Ben-Zaken and Cherubini spent time researching the space and then brought the broader founding team onboard.

“Initially, we sold policies as an agency, but really interacting with customers and learning firsthand from them,” Ben-Zaken said. “Tell us what you want, tell us what's working, what's not working, and we learned a lot from that. We always had the vision that we want to start our own insurance company and currently we're operating as [a broker] but in practice it is very similar to a regular carrier.”

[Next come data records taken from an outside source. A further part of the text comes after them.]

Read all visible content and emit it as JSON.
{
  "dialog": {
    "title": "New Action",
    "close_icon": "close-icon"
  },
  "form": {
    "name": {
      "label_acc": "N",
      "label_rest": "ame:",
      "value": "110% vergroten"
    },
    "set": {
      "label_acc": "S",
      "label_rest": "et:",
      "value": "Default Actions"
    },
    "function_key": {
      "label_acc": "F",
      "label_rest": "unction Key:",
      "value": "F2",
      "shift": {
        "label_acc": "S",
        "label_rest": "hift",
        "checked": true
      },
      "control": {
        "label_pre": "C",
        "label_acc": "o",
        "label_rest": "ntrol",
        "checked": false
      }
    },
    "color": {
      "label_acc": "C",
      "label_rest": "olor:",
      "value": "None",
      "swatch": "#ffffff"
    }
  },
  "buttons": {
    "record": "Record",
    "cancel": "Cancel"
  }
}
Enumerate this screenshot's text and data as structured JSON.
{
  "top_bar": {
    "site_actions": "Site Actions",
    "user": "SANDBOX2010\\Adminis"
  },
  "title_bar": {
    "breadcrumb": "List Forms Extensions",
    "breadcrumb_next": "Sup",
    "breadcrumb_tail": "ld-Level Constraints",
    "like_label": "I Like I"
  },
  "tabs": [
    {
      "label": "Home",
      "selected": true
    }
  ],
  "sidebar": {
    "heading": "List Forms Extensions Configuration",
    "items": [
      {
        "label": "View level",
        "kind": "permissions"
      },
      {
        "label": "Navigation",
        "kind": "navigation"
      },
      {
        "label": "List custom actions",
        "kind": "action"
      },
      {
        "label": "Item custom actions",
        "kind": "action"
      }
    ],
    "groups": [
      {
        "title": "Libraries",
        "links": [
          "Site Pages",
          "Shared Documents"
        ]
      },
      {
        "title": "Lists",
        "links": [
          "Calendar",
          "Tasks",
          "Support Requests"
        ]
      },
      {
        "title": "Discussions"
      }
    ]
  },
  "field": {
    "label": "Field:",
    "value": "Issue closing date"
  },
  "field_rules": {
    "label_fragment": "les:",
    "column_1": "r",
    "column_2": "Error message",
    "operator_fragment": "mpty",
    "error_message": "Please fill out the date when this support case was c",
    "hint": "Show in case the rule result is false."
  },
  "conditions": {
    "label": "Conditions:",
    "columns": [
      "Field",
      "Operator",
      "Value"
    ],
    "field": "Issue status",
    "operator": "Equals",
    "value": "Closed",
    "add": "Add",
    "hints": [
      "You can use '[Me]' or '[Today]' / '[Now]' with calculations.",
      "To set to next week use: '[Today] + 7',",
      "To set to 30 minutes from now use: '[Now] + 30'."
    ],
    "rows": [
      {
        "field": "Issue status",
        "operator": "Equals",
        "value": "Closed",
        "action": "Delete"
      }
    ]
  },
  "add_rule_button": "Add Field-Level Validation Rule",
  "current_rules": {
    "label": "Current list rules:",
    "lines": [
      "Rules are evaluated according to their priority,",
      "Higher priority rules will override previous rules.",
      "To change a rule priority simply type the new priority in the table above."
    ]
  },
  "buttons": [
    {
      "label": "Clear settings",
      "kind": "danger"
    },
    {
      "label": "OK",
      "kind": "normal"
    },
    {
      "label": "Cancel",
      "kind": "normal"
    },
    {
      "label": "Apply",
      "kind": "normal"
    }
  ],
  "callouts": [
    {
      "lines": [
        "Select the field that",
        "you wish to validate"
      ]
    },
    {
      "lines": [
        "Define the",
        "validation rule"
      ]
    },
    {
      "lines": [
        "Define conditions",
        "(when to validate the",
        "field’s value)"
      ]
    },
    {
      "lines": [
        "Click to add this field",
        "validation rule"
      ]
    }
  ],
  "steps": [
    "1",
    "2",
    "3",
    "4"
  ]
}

The next step was finding the right insurance carrier and capital partners, which led to the beginning of what Honeycomb is now — a digital insurer specializing in multifamily property in the U.S. It became licensed last July and is already in six states — Illinois, Arizona, Michigan, Wisconsin, Ohio and Pennsylvania. The company plans to be in 14 states by the end of 2022.

Honeycomb currently has 35 employees in Israel, the U.S. and Poland. Ben-Zaken said the company is insuring more than $1 billion in assets. He declined to discuss specifics about profitability but said it is moving in the right direction.

"For a startup company that just raised $15 million, it's usually something that doesn't become profitable immediately because we're really investing in growth right now,” Ben-Zaken said. “So we're investing in growth. But I think what we're seeing is all the right indicators that this is a business that we can sustainably grow and eventually make it both a big business and profitable.”